In zijn aanvullend verweerschrift heeft verweerder opgemerkt dat er in deze procedure geen sprake is van een terugvorderingsbesluit. Eiseres heeft geen bezwaar gemaakt tegen de herziening van het voorschot van 10 februari 2017 waarbij het te veel betaalde voorschot is teruggevorderd. Eiseres heeft bezwaar ingediend tegen de definitieve berekening, maar daaruit vloeit geen terugvordering voort. Eiseres heeft dit niet weersproken. De rechtbank volgt verweerder in zijn standpunt dat er geen aanleiding is om de onderhavige zaak te toetsen aan het Verzamelbesluit Toeslagen.
5.6
Er is met toepassing van artikel 7:3, aanhef en onder a, van de Algemene wet bestuursrecht (Awb) afgezien van horen omdat de bezwaren kennelijk ongegrond zijn. Het horen is echter een essentieel onderdeel van de bezwaarprocedure. Hoewel in het bezwaarschrift gronden van bezwaar zijn opgenomen, is daarin tevens gevraagd om toezending van de aan de bestreden beslissing ten grondslag liggende stukken. Verweerder kon zich daarom niet op het standpunt stellen dat de bezwaren kennelijk ongegrond waren als bedoeld in artikel 7:3, aanhef en onder a, van de Awb. Verweerder had vóór het nemen van het bestreden besluit eiseres in de gelegenheid moeten stellen te worden gehoord.

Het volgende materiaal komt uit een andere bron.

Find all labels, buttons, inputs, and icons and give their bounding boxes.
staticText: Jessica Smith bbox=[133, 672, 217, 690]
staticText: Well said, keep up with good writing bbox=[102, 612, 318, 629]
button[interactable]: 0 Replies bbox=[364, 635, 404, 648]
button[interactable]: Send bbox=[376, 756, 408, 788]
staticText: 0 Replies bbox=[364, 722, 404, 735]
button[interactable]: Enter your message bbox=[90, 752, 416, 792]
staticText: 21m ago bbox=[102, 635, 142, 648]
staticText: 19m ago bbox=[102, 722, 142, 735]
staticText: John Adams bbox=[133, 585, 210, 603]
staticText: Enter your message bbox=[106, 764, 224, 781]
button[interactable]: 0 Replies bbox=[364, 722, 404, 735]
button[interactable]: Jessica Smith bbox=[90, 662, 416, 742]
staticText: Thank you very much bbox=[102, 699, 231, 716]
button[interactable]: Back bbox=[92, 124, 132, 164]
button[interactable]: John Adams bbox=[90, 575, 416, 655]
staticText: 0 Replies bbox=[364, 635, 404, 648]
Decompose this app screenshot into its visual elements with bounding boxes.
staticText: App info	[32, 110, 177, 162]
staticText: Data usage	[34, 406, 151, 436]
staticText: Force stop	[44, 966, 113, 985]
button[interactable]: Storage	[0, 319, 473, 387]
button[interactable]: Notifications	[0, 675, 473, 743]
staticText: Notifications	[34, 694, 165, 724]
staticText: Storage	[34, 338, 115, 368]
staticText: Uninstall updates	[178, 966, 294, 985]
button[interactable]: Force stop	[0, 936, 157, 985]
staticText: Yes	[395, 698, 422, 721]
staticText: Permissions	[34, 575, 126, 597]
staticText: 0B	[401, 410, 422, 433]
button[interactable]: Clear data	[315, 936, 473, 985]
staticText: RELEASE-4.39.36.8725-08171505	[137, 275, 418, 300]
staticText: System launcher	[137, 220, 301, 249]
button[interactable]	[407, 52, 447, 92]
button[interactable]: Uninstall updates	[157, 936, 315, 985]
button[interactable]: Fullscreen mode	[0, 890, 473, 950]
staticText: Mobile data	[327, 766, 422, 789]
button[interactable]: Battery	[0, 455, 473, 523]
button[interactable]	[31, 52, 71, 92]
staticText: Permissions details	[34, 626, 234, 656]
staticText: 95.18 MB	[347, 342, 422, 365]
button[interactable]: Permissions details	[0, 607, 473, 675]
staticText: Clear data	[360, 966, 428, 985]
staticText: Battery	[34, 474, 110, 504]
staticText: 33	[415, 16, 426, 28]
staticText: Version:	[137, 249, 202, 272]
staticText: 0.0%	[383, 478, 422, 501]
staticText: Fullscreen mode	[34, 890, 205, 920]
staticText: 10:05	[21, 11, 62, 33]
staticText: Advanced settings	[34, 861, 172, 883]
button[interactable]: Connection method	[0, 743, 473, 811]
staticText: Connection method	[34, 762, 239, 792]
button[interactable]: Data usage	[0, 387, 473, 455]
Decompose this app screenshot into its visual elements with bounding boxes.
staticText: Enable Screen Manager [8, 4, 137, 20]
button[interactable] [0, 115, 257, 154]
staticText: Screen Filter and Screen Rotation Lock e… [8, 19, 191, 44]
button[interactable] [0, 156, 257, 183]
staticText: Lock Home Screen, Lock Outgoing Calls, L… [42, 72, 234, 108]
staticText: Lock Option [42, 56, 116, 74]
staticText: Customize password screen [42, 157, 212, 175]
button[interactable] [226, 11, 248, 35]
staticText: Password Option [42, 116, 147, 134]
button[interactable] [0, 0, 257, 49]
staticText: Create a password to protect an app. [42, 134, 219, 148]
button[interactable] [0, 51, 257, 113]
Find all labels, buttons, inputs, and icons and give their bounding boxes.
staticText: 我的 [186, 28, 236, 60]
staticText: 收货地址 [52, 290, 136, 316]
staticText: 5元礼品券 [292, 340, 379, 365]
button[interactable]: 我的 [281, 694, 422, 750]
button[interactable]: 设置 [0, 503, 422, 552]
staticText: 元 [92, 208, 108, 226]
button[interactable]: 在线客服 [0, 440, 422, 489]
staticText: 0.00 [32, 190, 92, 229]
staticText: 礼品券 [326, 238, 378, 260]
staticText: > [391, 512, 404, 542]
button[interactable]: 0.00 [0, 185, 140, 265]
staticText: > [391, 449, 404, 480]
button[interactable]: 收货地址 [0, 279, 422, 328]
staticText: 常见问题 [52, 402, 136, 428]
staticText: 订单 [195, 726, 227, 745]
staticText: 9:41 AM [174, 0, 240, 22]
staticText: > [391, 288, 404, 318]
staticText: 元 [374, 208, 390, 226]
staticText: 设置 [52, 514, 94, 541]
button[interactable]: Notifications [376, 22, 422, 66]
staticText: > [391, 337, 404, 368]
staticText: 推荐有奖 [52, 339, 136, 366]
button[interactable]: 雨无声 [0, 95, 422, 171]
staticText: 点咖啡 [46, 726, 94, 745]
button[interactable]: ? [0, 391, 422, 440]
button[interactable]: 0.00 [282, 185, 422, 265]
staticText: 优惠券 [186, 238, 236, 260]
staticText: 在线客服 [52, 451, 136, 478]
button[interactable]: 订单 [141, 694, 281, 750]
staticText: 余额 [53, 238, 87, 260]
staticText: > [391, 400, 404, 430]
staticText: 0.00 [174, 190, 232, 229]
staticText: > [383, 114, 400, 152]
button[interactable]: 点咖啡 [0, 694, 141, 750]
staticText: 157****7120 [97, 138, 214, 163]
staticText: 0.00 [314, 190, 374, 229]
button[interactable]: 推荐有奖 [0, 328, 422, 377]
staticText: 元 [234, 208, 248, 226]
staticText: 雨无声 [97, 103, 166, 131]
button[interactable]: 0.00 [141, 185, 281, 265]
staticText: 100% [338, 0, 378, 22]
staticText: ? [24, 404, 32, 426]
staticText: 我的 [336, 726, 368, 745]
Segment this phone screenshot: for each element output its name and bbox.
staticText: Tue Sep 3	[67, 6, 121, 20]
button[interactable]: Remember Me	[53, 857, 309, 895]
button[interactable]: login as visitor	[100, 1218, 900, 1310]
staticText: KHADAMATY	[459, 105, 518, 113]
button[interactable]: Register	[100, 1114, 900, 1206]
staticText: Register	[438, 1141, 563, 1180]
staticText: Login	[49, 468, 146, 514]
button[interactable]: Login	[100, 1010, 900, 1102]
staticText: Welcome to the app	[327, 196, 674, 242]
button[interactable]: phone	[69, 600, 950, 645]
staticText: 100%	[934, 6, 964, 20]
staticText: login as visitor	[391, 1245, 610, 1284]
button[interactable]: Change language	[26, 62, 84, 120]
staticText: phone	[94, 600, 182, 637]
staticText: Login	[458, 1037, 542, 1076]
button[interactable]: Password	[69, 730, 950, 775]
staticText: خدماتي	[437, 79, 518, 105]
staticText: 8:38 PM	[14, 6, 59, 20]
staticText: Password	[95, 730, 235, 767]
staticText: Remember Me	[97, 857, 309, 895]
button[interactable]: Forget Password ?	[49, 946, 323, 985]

Daaraan doet op zichzelf niet af dat de herziene besluiten zijn genomen terwijl de zaak al in beroep liep bij de rechtbank. Omdat eiseres reeds in andere procedures haar standpunt ten aanzien van het toeslagpartnerschap heeft kunnen innemen en ook in beroep alles wat zij wilde zeggen naar voren heeft kunnen brengen, is de rechtbank van oordeel dat zij uiteindelijk aldus niet in haar belangen is geschaad. De rechtbank zal in dit geval het gebrek passeren met toepassing van artikel 6:22 van de Awb.
6. Het beroep is ongegrond.
7.1.
De rechtbank ziet in de toepassing van artikel 6:22 van de Awb aanleiding voor een proceskostenveroordeling. De rechtbank veroordeelt verweerder in de door eiseres gemaakte proceskosten. Deze kosten stelt de rechtbank op grond van het Besluit proceskosten bestuursrecht voor de door een derde beroepsmatig verleende rechtsbijstand vast op € 1.068,- (1 punt voor het indienen van het beroepschrift en 1 punt voor het verschijnen ter zitting met een waarde per punt van € 534,- en wegingsfactor 1).
7.2.
De rechtbank ziet daarin eveneens aanleiding te bepalen dat verweerder aan eiseres het door haar betaalde griffierecht vergoedt.

Beslissing

De rechtbank
- verklaart het beroep ongegrond;
- bepaalt dat verweerder aan eiseres het betaalde griffierecht van € 46,- vergoedt;
- veroordeelt verweerder in de proceskosten van eiseres tot een bedrag van € 1.068,-.
Deze uitspraak is gedaan door mr. F.P.J. Schoonen, rechter, in aanwezigheid van
mr. C.H.I. Zwaneveld-Butter, griffier. De uitspraak is in het openbaar gedaan op 5 maart 2021.
de griffier is buiten staat de rechter is verhinderd om te tekenen
griffier rechter
Een afschrift van deze uitspraak is verzonden aan partijen op:

Rechtsmiddel

Tegen deze uitspraak kan binnen zes weken na de dag van verzending daarvan hoger beroep worden ingesteld bij de Afdeling bestuursrechtspraak van de Raad van State.